I know people who use the word showmanship to refer to a high technical quality in motion picture presentation—usually referring to old-fashioned technology.
I don’t. When I think of "showmanship," I don’t think of movies. I think of circuses, magic shows, and rock concerts. Showmanship isn’t about technology, but about live human beings putting on a show.
Which isn’t to say that showmanship isn’t an important part of the movie-going experience, and one that’s been lacking in recent decades. Showmanship means a skilled projectionist who really cares. It means curtains that open on the studio logo. It can also mean someone coming down to the front of the theater and welcoming the audience before the film begins. Sometimes it means the director or producer coming to the theater for Q&A.
Movie showmanship took its biggest fall when sound came in and a night at the movies ceased to be a live concert. It enjoyed something of a second, if lesser, golden age with the roadshow movies of the 50s and 60s. But it all but disappeared when the multiplex came in in the 70s.
Showmanship is not about the width of the film. True, those roadshow movies of the 50s and 60s came in large formats like Cinerama and 70mm. But 70mm enjoyed huge popularity in the 80s, while showmanship was dying or already dead. And Imax–the largest format of them all–never had much of a feel for showmanship.
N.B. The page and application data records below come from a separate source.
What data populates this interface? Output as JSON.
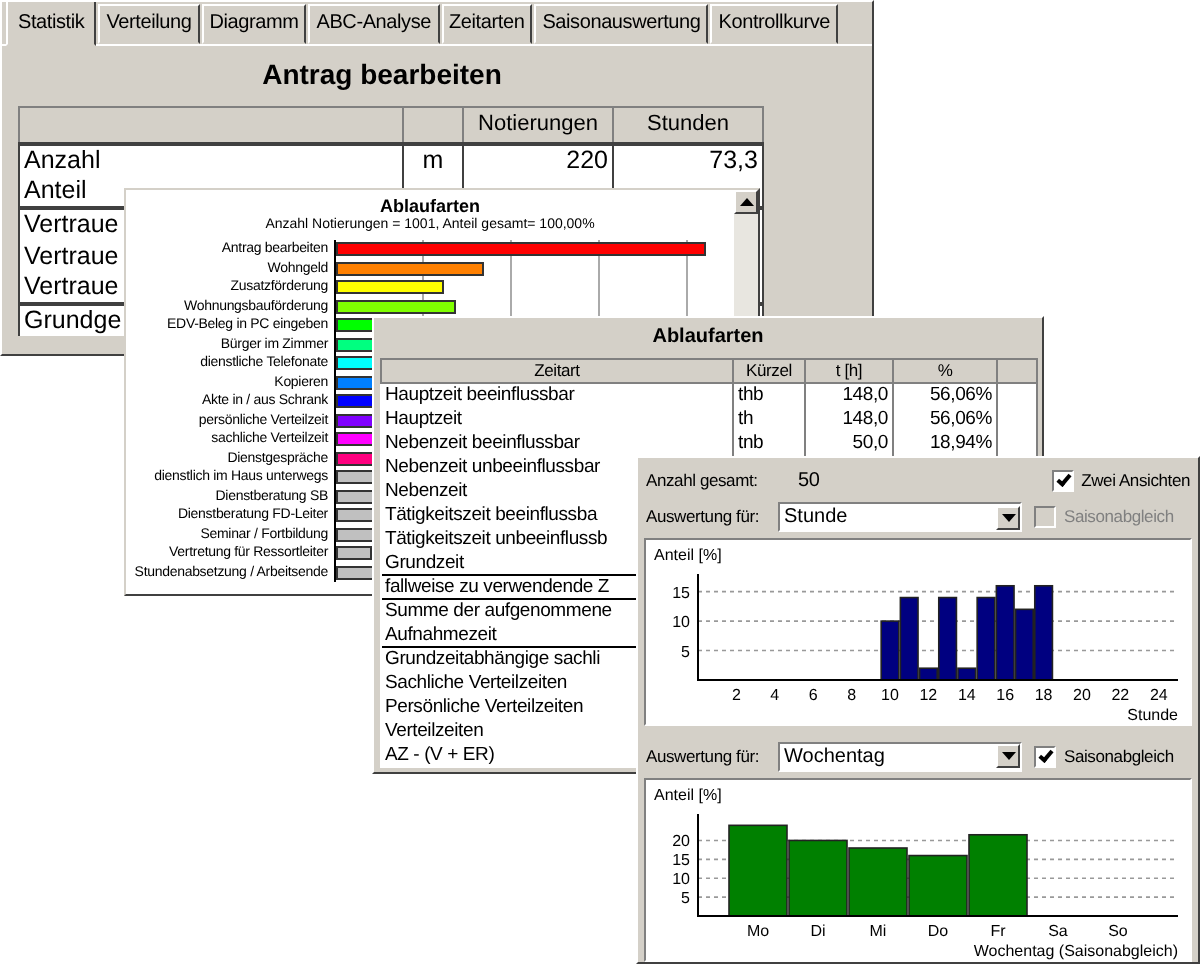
{
  "main_window": {
    "tabs": [
      {
        "label": "Statistik",
        "selected": true
      },
      {
        "label": "Verteilung",
        "selected": false
      },
      {
        "label": "Diagramm",
        "selected": false
      },
      {
        "label": "ABC-Analyse",
        "selected": false
      },
      {
        "label": "Zeitarten",
        "selected": false
      },
      {
        "label": "Saisonauswertung",
        "selected": false
      },
      {
        "label": "Kontrollkurve",
        "selected": false
      }
    ],
    "title": "Antrag bearbeiten",
    "table": {
      "columns": [
        "Notierungen",
        "Stunden"
      ],
      "row_groups": [
        [
          {
            "label": "Anzahl",
            "unit": "m",
            "notierungen": "220",
            "stunden": "73,3"
          },
          {
            "label": "Anteil"
          }
        ],
        [
          {
            "label": "Vertraue"
          },
          {
            "label": "Vertraue"
          },
          {
            "label": "Vertraue"
          }
        ],
        [
          {
            "label": "Grundge"
          }
        ]
      ]
    }
  },
  "chart_window": {
    "title": "Ablaufarten",
    "subtitle": "Anzahl Notierungen = 1001, Anteil gesamt= 100,00%",
    "bars": [
      {
        "label": "Antrag bearbeiten",
        "color": "#ff0000"
      },
      {
        "label": "Wohngeld",
        "color": "#ff8000"
      },
      {
        "label": "Zusatzförderung",
        "color": "#ffff00"
      },
      {
        "label": "Wohnungsbauförderung",
        "color": "#80ff00"
      },
      {
        "label": "EDV-Beleg in PC eingeben",
        "color": "#00ff00"
      },
      {
        "label": "Bürger im Zimmer",
        "color": "#00ff80"
      },
      {
        "label": "dienstliche Telefonate",
        "color": "#00ffff"
      },
      {
        "label": "Kopieren",
        "color": "#0080ff"
      },
      {
        "label": "Akte in / aus Schrank",
        "color": "#0000ff"
      },
      {
        "label": "persönliche Verteilzeit",
        "color": "#8000ff"
      },
      {
        "label": "sachliche Verteilzeit",
        "color": "#ff00ff"
      },
      {
        "label": "Dienstgespräche",
        "color": "#ff0080"
      },
      {
        "label": "dienstlich im Haus unterwegs",
        "color": "#c0c0c0"
      },
      {
        "label": "Dienstberatung SB",
        "color": "#c0c0c0"
      },
      {
        "label": "Dienstberatung FD-Leiter",
        "color": "#c0c0c0"
      },
      {
        "label": "Seminar / Fortbildung",
        "color": "#c0c0c0"
      },
      {
        "label": "Vertretung für Ressortleiter",
        "color": "#c0c0c0"
      },
      {
        "label": "Stundenabsetzung / Arbeitsende",
        "color": "#c0c0c0"
      }
    ]
  },
  "time_types_window": {
    "title": "Ablaufarten",
    "columns": [
      "Zeitart",
      "Kürzel",
      "t [h]",
      "%"
    ],
    "row_groups": [
      [
        {
          "name": "Hauptzeit beeinflussbar",
          "code": "thb",
          "hours": "148,0",
          "percent": "56,06%"
        },
        {
          "name": "Hauptzeit",
          "code": "th",
          "hours": "148,0",
          "percent": "56,06%"
        },
        {
          "name": "Nebenzeit beeinflussbar",
          "code": "tnb",
          "hours": "50,0",
          "percent": "18,94%"
        },
        {
          "name": "Nebenzeit unbeeinflussbar"
        },
        {
          "name": "Nebenzeit"
        },
        {
          "name": "Tätigkeitszeit beeinflussba"
        },
        {
          "name": "Tätigkeitszeit unbeeinflussb"
        },
        {
          "name": "Grundzeit"
        }
      ],
      [
        {
          "name": "fallweise zu verwendende Z"
        }
      ],
      [
        {
          "name": "Summe der aufgenommene"
        },
        {
          "name": "Aufnahmezeit"
        }
      ],
      [
        {
          "name": "Grundzeitabhängige sachli"
        },
        {
          "name": "Sachliche Verteilzeiten"
        },
        {
          "name": "Persönliche Verteilzeiten"
        },
        {
          "name": "Verteilzeiten"
        },
        {
          "name": "AZ - (V + ER)"
        }
      ]
    ]
  },
  "evaluation_window": {
    "total_label": "Anzahl gesamt:",
    "total": "50",
    "two_views": {
      "label": "Zwei Ansichten",
      "checked": true
    },
    "views": [
      {
        "label": "Auswertung für:",
        "value": "Stunde",
        "seasonal": {
          "label": "Saisonabgleich",
          "checked": false,
          "disabled": true
        },
        "chart_data": {
          "type": "bar",
          "ylabel": "Anteil [%]",
          "xlabel": "Stunde",
          "x": [
            10,
            11,
            12,
            13,
            14,
            15,
            16,
            17,
            18
          ],
          "series": [
            {
              "color": "#000080",
              "values": [
                10,
                14,
                2,
                14,
                2,
                14,
                16,
                12,
                16
              ]
            }
          ],
          "grid": true,
          "xlim": [
            0,
            25
          ],
          "ylim": [
            0,
            18
          ],
          "xticks": [
            2,
            4,
            6,
            8,
            10,
            12,
            14,
            16,
            18,
            20,
            22,
            24
          ],
          "yticks": [
            5,
            10,
            15
          ]
        }
      },
      {
        "label": "Auswertung für:",
        "value": "Wochentag",
        "seasonal": {
          "label": "Saisonabgleich",
          "checked": true,
          "disabled": false
        },
        "chart_data": {
          "type": "bar",
          "ylabel": "Anteil [%]",
          "xlabel": "Wochentag (Saisonabgleich)",
          "categories": [
            "Mo",
            "Di",
            "Mi",
            "Do",
            "Fr",
            "Sa",
            "So"
          ],
          "series": [
            {
              "color": "#008000",
              "values": [
                24,
                20,
                18,
                16,
                21.5,
                0,
                0
              ]
            }
          ],
          "grid": true,
          "ylim": [
            0,
            27
          ],
          "yticks": [
            5,
            10,
            15,
            20
          ]
        }
      }
    ]
  }
}
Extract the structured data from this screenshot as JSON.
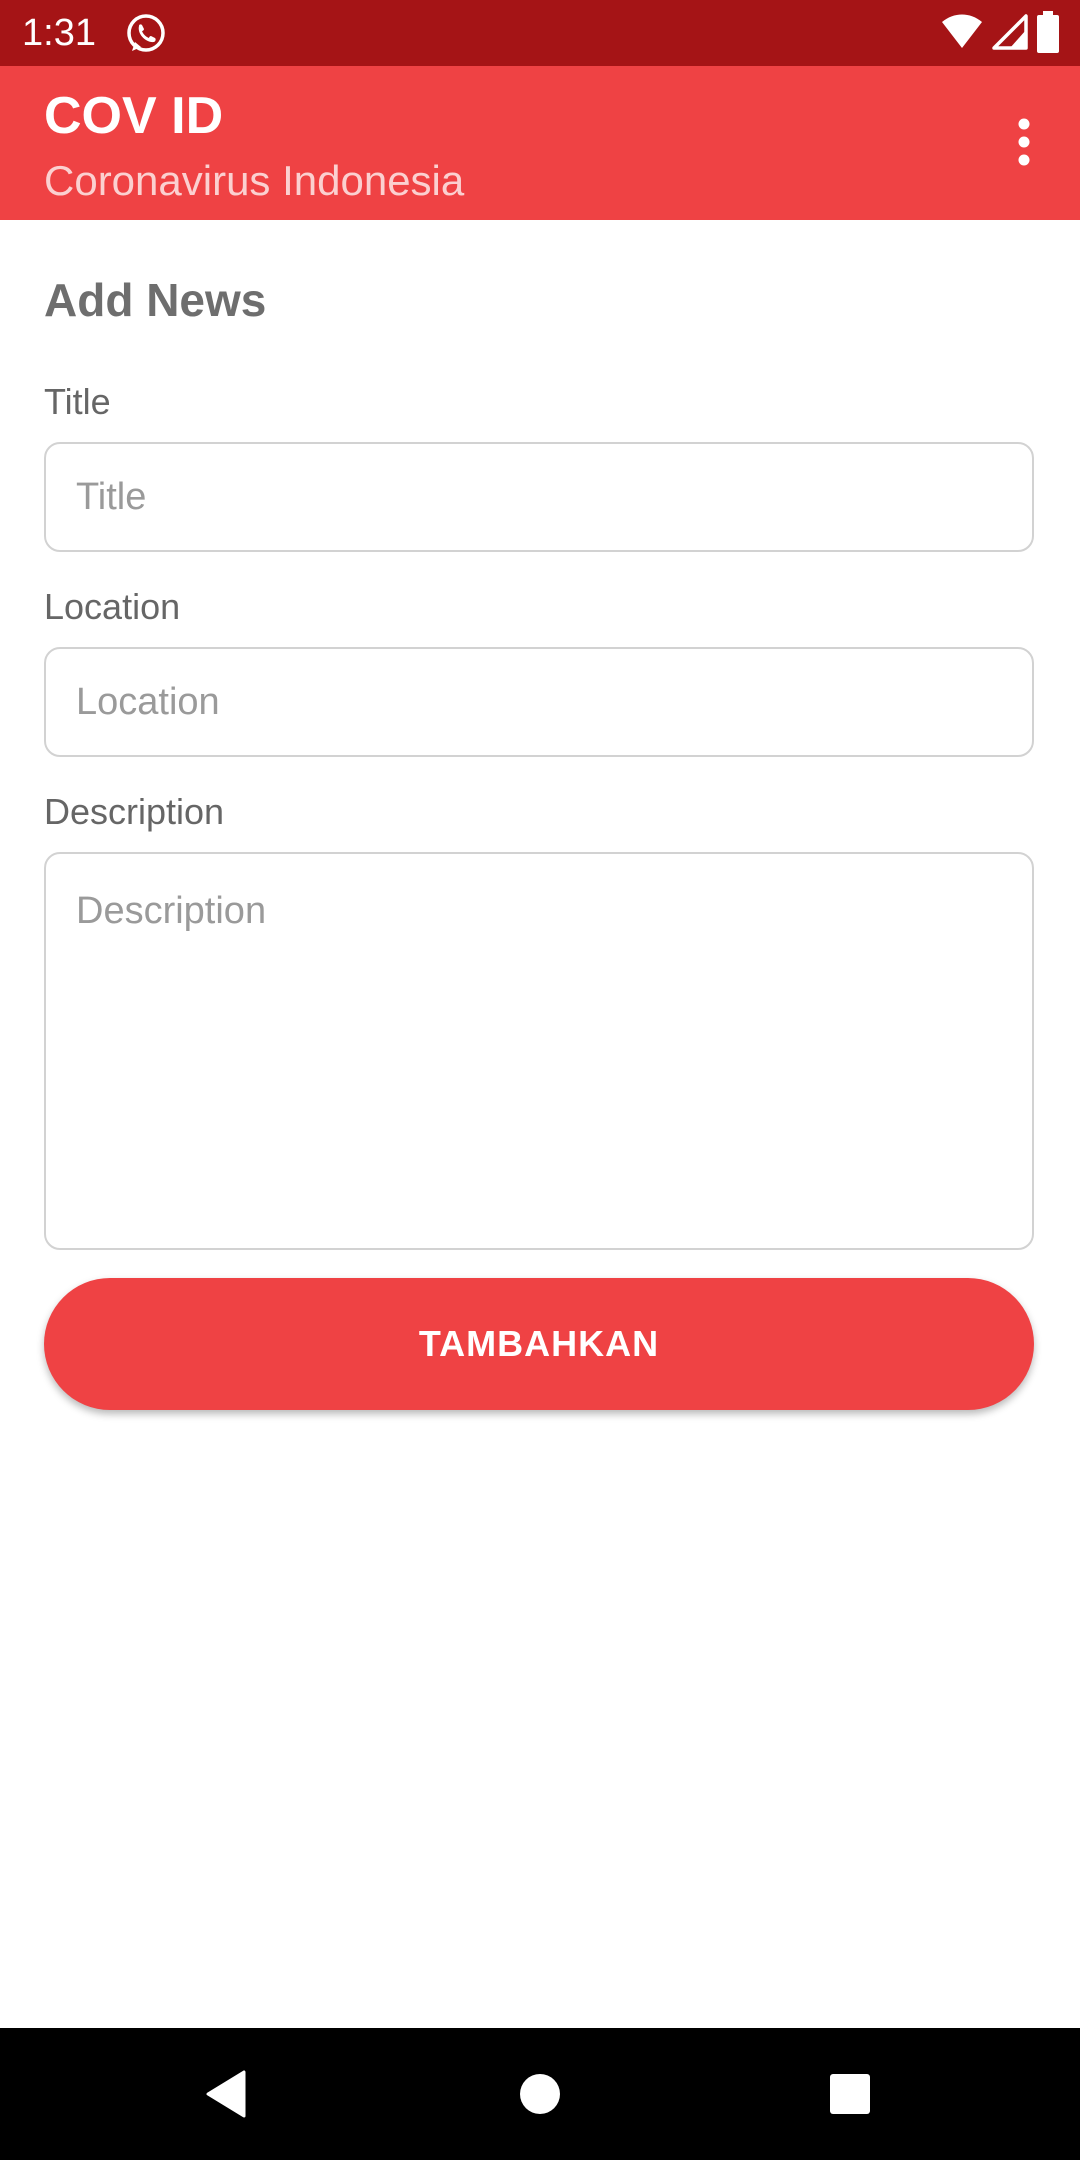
{
  "status_bar": {
    "time": "1:31",
    "icons": [
      "whatsapp-icon",
      "wifi-icon",
      "cellular-signal-icon",
      "battery-icon"
    ],
    "background": "#a51416"
  },
  "app_bar": {
    "title": "COV ID",
    "subtitle": "Coronavirus Indonesia",
    "menu_icon": "more-vert-icon",
    "background": "#ef4244"
  },
  "form": {
    "heading": "Add News",
    "title_field": {
      "label": "Title",
      "placeholder": "Title",
      "value": ""
    },
    "location_field": {
      "label": "Location",
      "placeholder": "Location",
      "value": ""
    },
    "description_field": {
      "label": "Description",
      "placeholder": "Description",
      "value": ""
    },
    "submit_label": "TAMBAHKAN",
    "accent": "#ef4244"
  },
  "nav_bar": {
    "buttons": [
      "back-icon",
      "home-icon",
      "recents-icon"
    ]
  }
}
Today, movie theaters are in trouble, but–at least here in the Bay Area–film festivals seem to be thriving. Check the Current Festivals box on the right; as I write this, there are nine current and upcoming festivals listed. What do film festivals offer that regular theaters don’t–other than films not considered commercial enough to get a regular release? Care. Projectionists who are paying attention. People introducing every film. Filmmakers in attendance. Occasionally, even live music.